All other terms and conditions remain unchanged.
What will be the impact on the economy?
The following consequences could happen if productions and venues cannot secure insurance for Covid-19:
• With all theatres closed, box office income and ancillary trading is at zero
• Fixed costs remain high, including listed building overheads at £70,000 to £100,000 on average per month, meanwhile 70% of organisations will run out of cash by end of 2020
• The Job Retention Scheme has avoided large-scale redundancies to this point, but without intervention job losses could be over 200,000
• Loan schemes are challenging to access
• Social-distancing measures will allow for only circa 20% of capacity
• Ecosystem of the sector cannot easily be rebuilt from scratch if lost
• If theatres are forced to shut down permanently there will be a loss to HM Treasury of VAT payments which is over £130m annually for West End theatres alone, and all related hospitality
• Major risk to towns and cities around the UK where investment in venues and jobs has led to regional powerhouses of production
Source: EC3 Brokers
Reopening
Although some venues have reopened with social distancing, the nature of live events means that people are in a confined space and this makes theatres more vulnerable to closure.
Many producers only rent a theatre or book a tour for a short period making them unable to recoup losses.
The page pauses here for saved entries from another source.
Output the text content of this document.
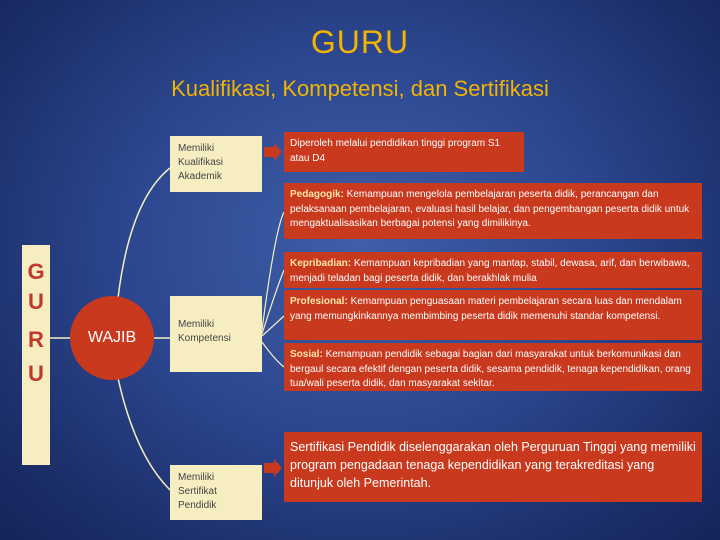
GURU
Kualifikasi, Kompetensi, dan Sertifikasi
G
U
R
U
WAJIB
Memiliki Kualifikasi Akademik
Memiliki Kompetensi
Memiliki Sertifikat Pendidik
Diperoleh melalui pendidikan tinggi program S1 atau D4
Pedagogik: Kemampuan mengelola pembelajaran peserta didik, perancangan dan pelaksanaan pembelajaran, evaluasi hasil belajar, dan pengembangan peserta didik untuk mengaktualisasikan berbagai potensi yang dimilikinya.
Kepribadian: Kemampuan kepribadian yang mantap, stabil, dewasa, arif, dan berwibawa, menjadi teladan bagi peserta didik, dan berakhlak mulia
Profesional: Kemampuan penguasaan materi pembelajaran secara luas dan mendalam yang memungkinkannya membimbing peserta didik memenuhi standar kompetensi.
Sosial: Kemampuan pendidik sebagai bagian dari masyarakat untuk berkomunikasi dan bergaul secara efektif dengan peserta didik, sesama pendidik, tenaga kependidikan, orang tua/wali peserta didik, dan masyarakat sekitar.
Sertifikasi Pendidik diselenggarakan oleh Perguruan Tinggi yang memiliki program pengadaan tenaga kependidikan yang terakreditasi yang ditunjuk oleh Pemerintah.
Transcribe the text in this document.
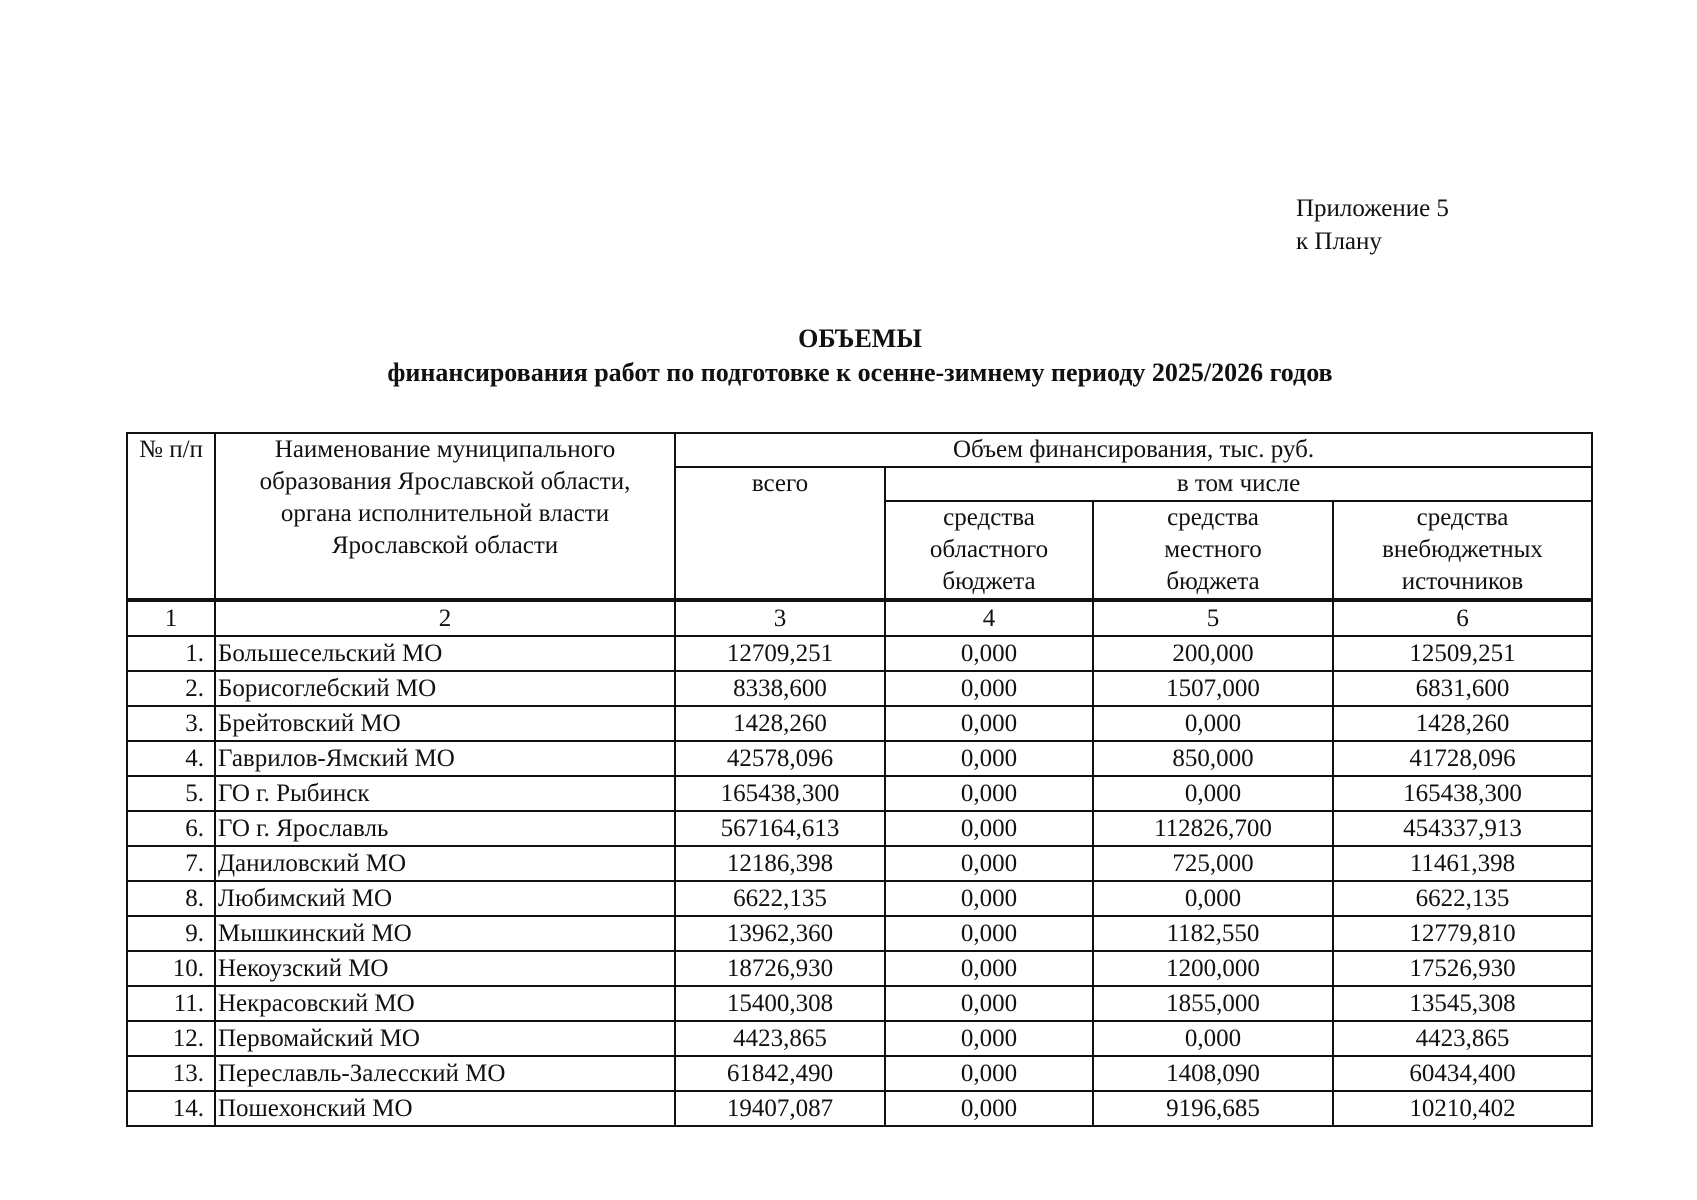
Приложение 5
к Плану
ОБЪЕМЫ
финансирования работ по подготовке к осенне-зимнему периоду 2025/2026 годов
№ п/п	Наименование муниципального образования Ярославской области, органа исполнительной власти Ярославской области	Объем финансирования, тыс. руб.			
		всего	в том числе		
			средства областного бюджета	средства местного бюджета	средства внебюджетных источников
1	2	3	4	5	6
1.	Большесельский МО	12709,251	0,000	200,000	12509,251
2.	Борисоглебский МО	8338,600	0,000	1507,000	6831,600
3.	Брейтовский МО	1428,260	0,000	0,000	1428,260
4.	Гаврилов-Ямский МО	42578,096	0,000	850,000	41728,096
5.	ГО г. Рыбинск	165438,300	0,000	0,000	165438,300
6.	ГО г. Ярославль	567164,613	0,000	112826,700	454337,913
7.	Даниловский МО	12186,398	0,000	725,000	11461,398
8.	Любимский МО	6622,135	0,000	0,000	6622,135
9.	Мышкинский МО	13962,360	0,000	1182,550	12779,810
10.	Некоузский МО	18726,930	0,000	1200,000	17526,930
11.	Некрасовский МО	15400,308	0,000	1855,000	13545,308
12.	Первомайский МО	4423,865	0,000	0,000	4423,865
13.	Переславль-Залесский МО	61842,490	0,000	1408,090	60434,400
14.	Пошехонский МО	19407,087	0,000	9196,685	10210,402
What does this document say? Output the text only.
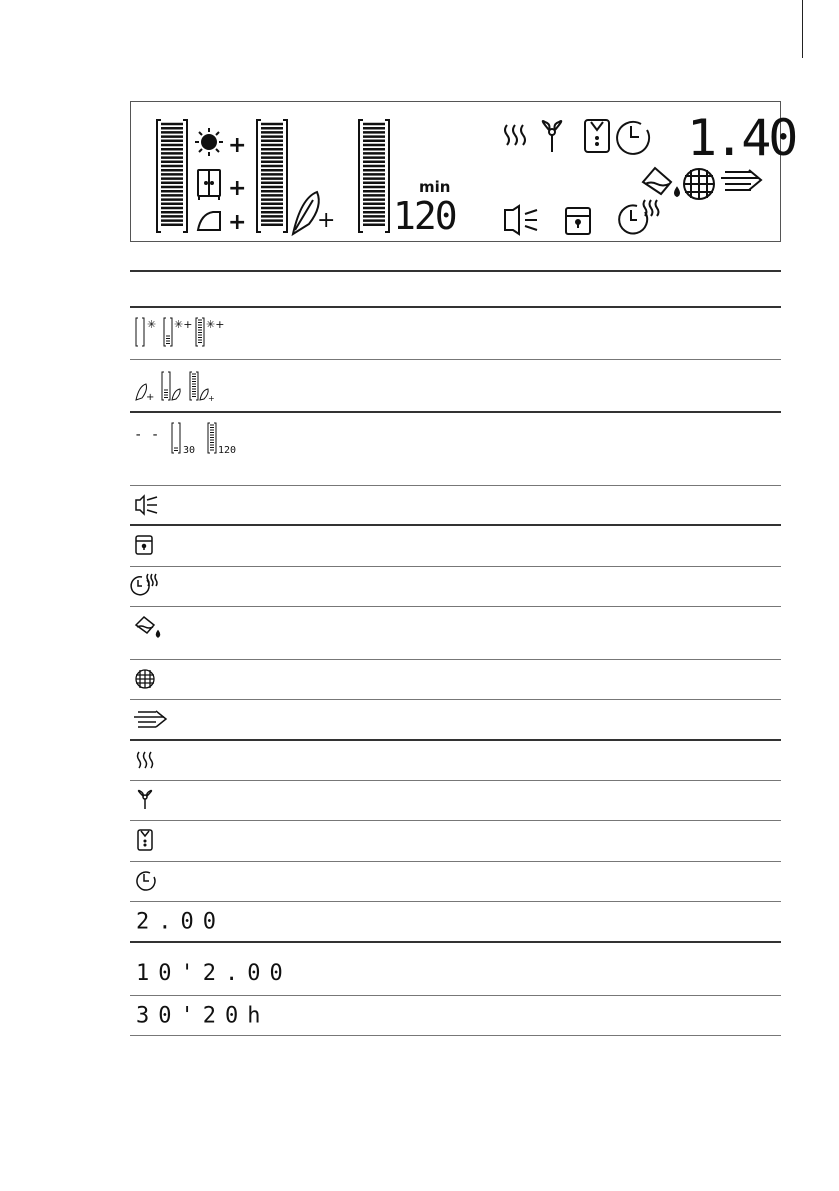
+
+
+	+
min
120
1.40
✳ ✳+ ✳+
+	+
- -
30 120
2.00
10'2.00
30'20h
Theatres also rely on investors to raise capital, but with no insurance, funding will also be absent.
“Reopening is the difficult bit. You can’t make a profit from 30% of a theatre [seated], you have to be in the 70% [bracket]. The income generated by theatres is down to ticketing, merchandise and drinks or food. Without any of that [venues] are not going to be able to generate enough income to carry a show especially for large shows with a star.
”It is likely that we are not going to have a pantomime season which generates a significant amount of income for theatre owners. I think it’s likely that major Westend companies are going to struggle – the Nimax, and The Really Useful Group are going to be in a spot of bother,” he said.
Spiral
Davies suggested quantifying the loss and setting aside capital to insure the risk could be one solution.
In July the government set aside £500m in a scheme to help the TV and film production industry struggling to secure insurance for Covid-related costs as part of its £1.57bn Culture Recovery Fund.
At the time of the scheme’s launch, chancellor of the exchequer, Rishi Sunak said the targeted scheme will help fill the gap created by the lack of available insurance, protect tens of thousands of jobs, from actors and directors through to camera operators, costume designers, and runners. He cited the sector as being worth over £12bn to the UK’s economy.
Davies continued: “I don’t know if this fund has been used, but it generated confidence, the TV and production started filming again with social distancing.
”You can’t keep all your staff unemployed in the ’unknown’ that these events don’t go ahead. Even if they do go ahead, [there] might not be enough staff due to redundancies just to keep your company alive. It is a spiral – without the ’confidence’ no one is going to step up to the plate.”
Slightly differently
When asked what the insurance industry could do, Davies said: “It’s going to take an element of doing things slightly differently and looking at risk in a different way.
“It is about getting confidence back and the premium coming into the market again.”
He suggested not charging a premium for the risk upfront and instead doing it on a pro-rata [or] monthly basis.
Therefore, in the event of a second lockdown, the policy could be cancelled, and claims made, which could also benefit insurers by saving them money.